The Scotch Whisky Association (SWA) called for a 2% spirits excise duty cut in the next UK Budget as it revealed new research that showed Scotch creates £5 billion annually for the UK economy, supports more than 40,000 jobs and is the largest net contributor to the UK’s balance of trade in goods.
The research called “The Economic Impact of Scotch Whisky Production in the UK” revealed that without Scotch, the UK’s trade deficit in goods of £115 billion would be 3% larger.
It showed the industry pays almost £1.3 billion in salaries in Scotland.
The SWA said the UK Government’s support of the industry in recent years had led to a boost in revenue for the Treasury and supported a wave of new distillery openings — 14 in the past three years.
“But tax remains too high at 77% of the price of an average bottle of Scotch and the SWA is calling for fairer treatment,” said the trade body.
“Today’s research explains that exports of Scotch Whisky are worth around £4 billion each year, while imports in the supply chain, such as packaging for products and casks for maturing spirit, total only £200 million.
“The Scotch industry’s trade balance is therefore £3.7 billion.”
The SWA said that in the 12 months to the end of October, the UK Treasury secured around an additional £100 million from spirits duty — including the tax consumers pay on a bottle of Scotch.
During that period, spirits duties totalled £3.2 billion, up £99 million on the previous year.
Key findings from the new research include:
- Scotch Whisky adds £4.9 billion to the UK economy
- 40,200 jobs are supported by the industry across the UK. This includes more than 10,500 people directly employed in Scotland. Almost £1.3 billion is paid in salaries in Scotland
- Scotch is a significant contributor to rural employment, supporting often fragile local economies. The industry supports 7,000 rural jobs.
- The Scotch industry is expanding at historic levels. As well as the 14 new distilleries opened since 2013, existing sites have been expanded. Up to a further 40 new distilleries are planned across Scotland, with seven expected to open this year alone.
But the SWA said the uncertainty created by Brexit means that the industry needs more reassurance that it will receive fair treatment from government.
Julie Hesketh-Laird, Scotch Whisky Association acting chief executive, said: “Scotch Whisky is one of the UK’s most strategically important industries …
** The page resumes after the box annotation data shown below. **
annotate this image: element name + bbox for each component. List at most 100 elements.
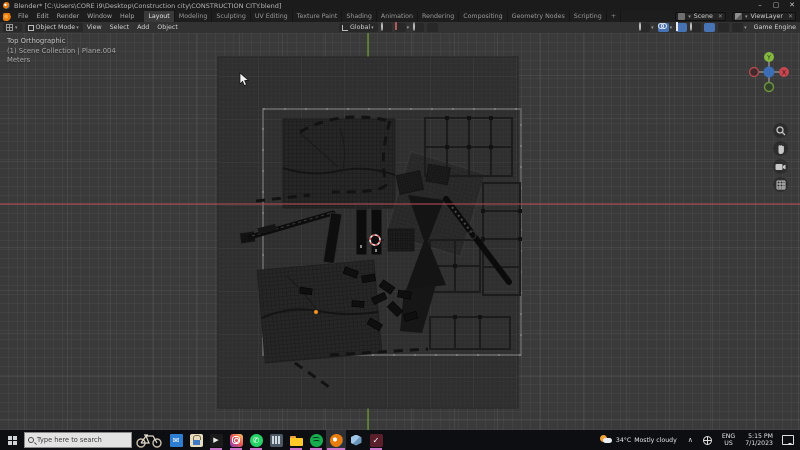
tab-modeling[interactable]: Modeling <box>175 11 213 22</box>
date-label: 7/1/2023 <box>745 440 773 448</box>
tab-texture-paint[interactable]: Texture Paint <box>293 11 343 22</box>
taskbar-store[interactable] <box>186 430 206 450</box>
proportional-icon <box>413 22 415 31</box>
taskbar-mail[interactable]: ✉ <box>166 430 186 450</box>
network-globe-icon[interactable] <box>703 436 712 445</box>
calculator-icon <box>270 434 283 447</box>
magnet-icon <box>395 22 397 30</box>
system-tray: 34°C Mostly cloudy ∧ ENG US 5:15 PM 7/1/… <box>599 430 800 450</box>
menu-render[interactable]: Render <box>53 11 83 22</box>
menu-window[interactable]: Window <box>83 11 116 22</box>
taskbar-3d-viewer[interactable] <box>346 430 366 450</box>
workspace-tabs: Layout Modeling Sculpting UV Editing Tex… <box>144 11 621 22</box>
taskbar-v-app[interactable]: ✓ <box>366 430 386 450</box>
close-button[interactable]: ✕ <box>784 0 800 11</box>
viewport-3d[interactable]: Top Orthographic (1) Scene Collection | … <box>0 33 800 430</box>
transform-orientation-dropdown[interactable]: Global ▾ <box>339 23 378 32</box>
time-label: 5:15 PM <box>748 433 773 441</box>
snap-toggle[interactable] <box>395 23 406 32</box>
tab-layout[interactable]: Layout <box>144 11 174 22</box>
taskbar-calculator[interactable] <box>266 430 286 450</box>
mode-dropdown[interactable]: Object Mode ▾ <box>25 23 83 32</box>
shading-dropdown[interactable]: ▾ <box>744 25 747 31</box>
store-icon <box>190 434 203 447</box>
desktop: Blender* [C:\Users\CORE i9\Desktop\Const… <box>0 0 800 450</box>
menu-help[interactable]: Help <box>116 11 138 22</box>
taskbar-apps: ✉ ▶ ✆ ✓ <box>166 430 386 450</box>
minimize-button[interactable]: – <box>752 0 768 11</box>
title-bar: Blender* [C:\Users\CORE i9\Desktop\Const… <box>0 0 800 11</box>
editor-3dview-icon <box>6 24 13 31</box>
show-overlays-toggle[interactable] <box>658 23 669 32</box>
menu-add[interactable]: Add <box>133 24 153 31</box>
overlays-dropdown[interactable]: ▾ <box>670 25 673 31</box>
show-gizmos-toggle[interactable] <box>639 23 650 32</box>
weather-widget[interactable]: 34°C Mostly cloudy <box>599 434 677 446</box>
maximize-button[interactable]: ▢ <box>768 0 784 11</box>
scene-name[interactable]: Scene <box>692 13 715 20</box>
tab-scripting[interactable]: Scripting <box>570 11 607 22</box>
tab-animation[interactable]: Animation <box>377 11 418 22</box>
taskbar-spotify[interactable] <box>306 430 326 450</box>
tab-sculpting[interactable]: Sculpting <box>212 11 250 22</box>
taskbar-instagram[interactable] <box>226 430 246 450</box>
add-workspace-button[interactable]: + <box>607 11 621 22</box>
menu-select[interactable]: Select <box>106 24 133 31</box>
taskbar-file-explorer[interactable] <box>286 430 306 450</box>
scene-icon <box>678 13 685 20</box>
shading-solid-button[interactable] <box>704 23 715 32</box>
navigation-gizmo[interactable]: Y X <box>747 50 791 94</box>
shading-wireframe-button[interactable] <box>690 23 701 32</box>
start-button[interactable] <box>0 430 24 450</box>
menu-view[interactable]: View <box>83 24 106 31</box>
tab-uv-editing[interactable]: UV Editing <box>251 11 293 22</box>
search-highlight-bicycle[interactable] <box>132 430 166 450</box>
language-code: ENG <box>722 433 735 441</box>
clock[interactable]: 5:15 PM 7/1/2023 <box>745 433 773 448</box>
spotify-icon <box>310 434 323 447</box>
taskbar-whatsapp[interactable]: ✆ <box>246 430 266 450</box>
chevron-down-icon[interactable]: ▾ <box>688 14 691 20</box>
gizmos-dropdown[interactable]: ▾ <box>651 25 654 31</box>
tab-geometry-nodes[interactable]: Geometry Nodes <box>508 11 570 22</box>
pivot-point-dropdown[interactable] <box>381 23 392 32</box>
shading-material-button[interactable] <box>718 23 729 32</box>
tab-compositing[interactable]: Compositing <box>459 11 507 22</box>
notification-center-icon[interactable] <box>782 435 794 445</box>
toggle-grid-button[interactable] <box>773 177 788 192</box>
tray-expand-chevron[interactable]: ∧ <box>688 436 693 444</box>
xray-toggle[interactable] <box>676 23 687 32</box>
shading-rendered-button[interactable] <box>732 23 743 32</box>
chevron-down-icon[interactable]: ▾ <box>745 14 748 20</box>
menu-file[interactable]: File <box>14 11 33 22</box>
viewport-overlay-text: Top Orthographic (1) Scene Collection | … <box>7 37 116 66</box>
unlink-scene-icon[interactable]: ✕ <box>718 13 723 20</box>
tab-shading[interactable]: Shading <box>342 11 377 22</box>
top-bar: File Edit Render Window Help Layout Mode… <box>0 11 800 22</box>
blender-menu-icon[interactable] <box>3 13 11 21</box>
blender-icon <box>330 434 343 447</box>
menu-object[interactable]: Object <box>153 24 182 31</box>
move-view-button[interactable] <box>773 141 788 156</box>
whatsapp-icon: ✆ <box>250 434 263 447</box>
language-indicator[interactable]: ENG US <box>722 433 735 448</box>
snap-settings-dropdown[interactable]: ▾ <box>407 25 410 31</box>
viewlayer-selector[interactable]: ▾ ViewLayer ✕ <box>732 12 796 21</box>
viewlayer-name[interactable]: ViewLayer <box>748 13 785 20</box>
taskbar-media-player[interactable]: ▶ <box>206 430 226 450</box>
search-input[interactable]: Type here to search <box>24 432 132 448</box>
gizmo-y-neg-axis <box>765 83 774 92</box>
tab-rendering[interactable]: Rendering <box>418 11 459 22</box>
proportional-edit-toggle[interactable] <box>413 23 424 32</box>
taskbar-blender[interactable] <box>326 430 346 450</box>
scene-selector[interactable]: ▾ Scene ✕ <box>675 12 726 21</box>
camera-view-button[interactable] <box>773 159 788 174</box>
remove-viewlayer-icon[interactable]: ✕ <box>788 13 793 20</box>
engine-label: Game Engine <box>754 24 796 31</box>
proportional-falloff-dropdown[interactable] <box>427 23 438 32</box>
zoom-tool-button[interactable] <box>773 123 788 138</box>
xray-icon <box>676 22 678 31</box>
editor-type-dropdown[interactable]: ▾ <box>3 23 22 32</box>
menu-edit[interactable]: Edit <box>33 11 53 22</box>
viewport-tools <box>773 123 788 192</box>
“But we are calling on the government to ‘Stand up for Scotch’ by addressing the high and unfair level of taxation distillers face in their home market.
“The current tax of 77% on an average priced bottle of Scotch is a burden on consumers and the industry.
“And the Government’s own figures indicate that fairer tax treatment leads to increased revenue for the public purse.
“We are calling on the UK Government to cut excise by 2% in next month’s Budget, supporting a great Scottish and British industry at a time of uncertainty, giving us a stronger domestic platform from which to invest and grow to make a success of Brexit.”